The one-sided correction begins with the location of trusted regions for a read. A trusted region means that every base in this region is trusted thus having a minimum length of k. For each trusted region, error corrections are conducted towards each of the two orientations on the read. For each orientation, the error correction process does not stop until it either reaches a neighbouring trusted region or fails to correct the current base.

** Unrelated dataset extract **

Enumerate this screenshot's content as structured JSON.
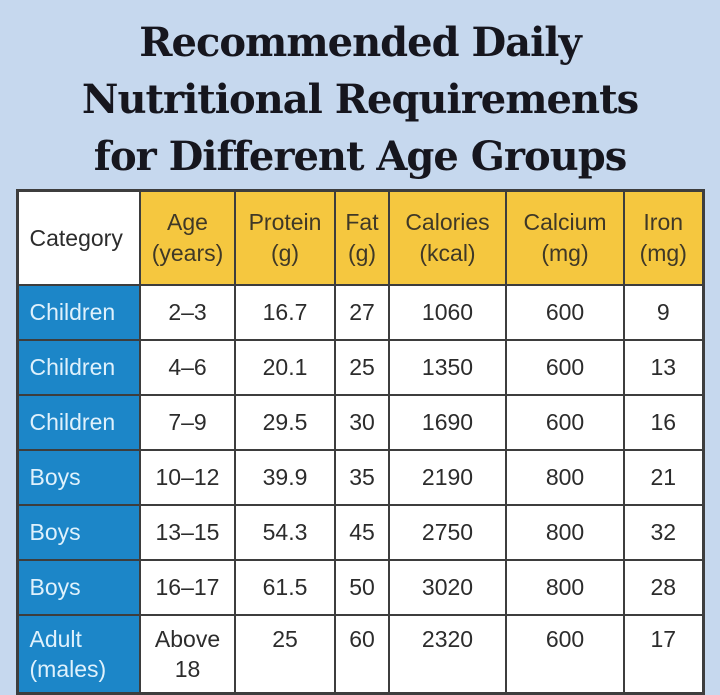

This correction approach is effective but has the drawback that it strictly relies on the correctness of k-hopo H
i,k
. Thus if H
i,k
does contain sequencing errors but is deemed to be trusted, this one-sided correction is possible to cause cumulative incorrect corrections, mutating a series of correct bases to incorrect ones. Look-ahead validation and voting-based refinement techniques are used to reduce this adverse effect. The look-ahead validation evaluates the trustworthiness of a predefined maximal number of neighbouring k-hopos that cover the base position at which a sequencing error likely occurs. If all evaluated k-hopos are trusted for a certain alternative on that position, this alternative is reserved as one potential correction. The voting-based refinement is described below. There is also a constraint on the number of corrections that are allowed in any k-hopo of a read. The default value of the constraint is 4. During the correcting process, we track the number of corrections that have been made in any k-hopo. If the number of corrections of a k-hopo exceeds the defined constraint, all corrections made in the k-hopo will be disregarded.
Voting-based refinement
The voting-based refinement method used is similar to the voting algorithm originally used in DecGPU [16]. The voting algorithm attempts to find the correct base by replacing all possible bases at each position of the k-hopo and checking the solidities of the resulting k-hopos. This approach introduces the fewest new errors even though it does not correct as many errors as other correctors. However, the objective of this approach is to reduce of the number of new errors from the one-sided aggressive correction.
Parallelization strategy
Our parallelization strategy uses the master–slave model a typical parallelization paradigm in which masters are dedicated to task distribution, and slaves are assigned to work on individual tasks. Typically in many applications, the master–slave model is implemented using a single master and multiple slaves. In HECTOR, multiple masters are used to avoid the bottleneck caused by the task distribution as the number of slaves grows larger. In general, the model is configured to have more slaves than masters, with a master-to-slave ratio chosen to be 1:3. This type of multiple masters, multiple slaves parallelization has also been implemented by Musket [21]. A hybrid combination of Pthreads and OpenMP parallel programming models is used to implement the master–slave model.